The side-wheeler tied up at Ak-Bash for the night, and it was not until the middle of the next morning that it was decided that she should cross and leave her wounded at Lapsaki instead of going on up to Constantinople. We lugged our baggage off and hunted up our old friend, the Hamburg-American captain, to see what might be done till some other craft appeared. He finally put us aboard a sort of enlarged tug which might be going up that afternoon or evening.
It was about midday. The sun blazing down on the crowded fiat; on boxes, sacks, stevedores wrapped up in all the variegated rags of the East shuffling in and out of the ships; on gangs digging, piling lumber, boiling water, cooking soup; on officers in brown uniforms and brown lamb’s-wool caps; on horses, ox-teams, and a vast herd of sheep, which had just poured out of a transport and spread over the plain, when from the hill came two shots of warning. An enemy aeroplane was coming!

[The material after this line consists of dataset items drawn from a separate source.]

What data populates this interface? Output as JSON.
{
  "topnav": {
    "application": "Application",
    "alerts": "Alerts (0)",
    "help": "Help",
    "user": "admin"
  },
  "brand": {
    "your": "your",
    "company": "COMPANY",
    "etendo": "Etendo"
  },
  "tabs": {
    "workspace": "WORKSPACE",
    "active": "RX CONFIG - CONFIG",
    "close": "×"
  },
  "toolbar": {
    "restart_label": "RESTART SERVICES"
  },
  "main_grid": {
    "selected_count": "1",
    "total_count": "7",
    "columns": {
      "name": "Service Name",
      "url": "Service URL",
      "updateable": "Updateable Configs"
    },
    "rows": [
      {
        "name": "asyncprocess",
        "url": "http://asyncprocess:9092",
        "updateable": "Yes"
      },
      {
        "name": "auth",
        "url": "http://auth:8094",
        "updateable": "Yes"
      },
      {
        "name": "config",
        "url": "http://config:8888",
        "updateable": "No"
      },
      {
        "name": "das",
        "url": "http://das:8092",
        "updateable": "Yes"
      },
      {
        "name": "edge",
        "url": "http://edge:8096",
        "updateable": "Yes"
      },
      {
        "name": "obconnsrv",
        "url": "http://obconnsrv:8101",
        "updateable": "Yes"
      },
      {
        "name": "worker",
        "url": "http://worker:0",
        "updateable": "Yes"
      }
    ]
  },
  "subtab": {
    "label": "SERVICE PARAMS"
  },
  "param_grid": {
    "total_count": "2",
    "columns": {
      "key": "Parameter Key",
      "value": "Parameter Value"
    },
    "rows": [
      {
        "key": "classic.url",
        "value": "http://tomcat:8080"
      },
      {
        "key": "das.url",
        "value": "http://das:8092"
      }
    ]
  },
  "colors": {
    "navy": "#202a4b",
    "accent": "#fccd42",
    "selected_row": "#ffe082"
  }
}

The gangs scattered like water-bugs when a stone is thrown into the water. They ran for the hill, dropped into trenches; to the beach and threw themselves flat on the sand; into the water—all, as they ran, looking up over their shoulders to where, far overhead, whirred steadily nearer that tiny, terrible hawk.
A hidden battery roared and—pop!—a little puff of cotton floated in the sky under the approaching flier. Another and another—all the nervous little batteries in the hills round about were coming to our rescue. The bird-man, safely above them, drew on without flinching. We had looked up at aeroplanes many times before and watched the pretty chase of the shrapnel, and we leaned out from under the awning to keep the thing in view. “Look,” I said to Suydam; “she’s coming right over us!” And then, all at once, there was a crash, a concussion that hit the ear like a blow, a geyser of smoke and dust and stones out on the flat in front of us. Through the smoke I saw a horse with its pack undone and flopping under its belly, trotting round with the wild aimlessness of horses in the bull-ring after they have been gored. Men were running, and, in a tangle of wagons, half a dozen oxen, on the ground, were giving a few spasmodic kicks.
Men streaked up from the engine-room and across the wharf—after all, the wharf would be the thing he’d try for—and I found myself out on the flat with them just as there came another crash, but this time over by the Barbarossa across the bay. Black smoke was pouring from the Turkish cruiser as she got under way, and, with the shrapnel puffs chasing hopelessly after, the flier swung to the southward and out of right.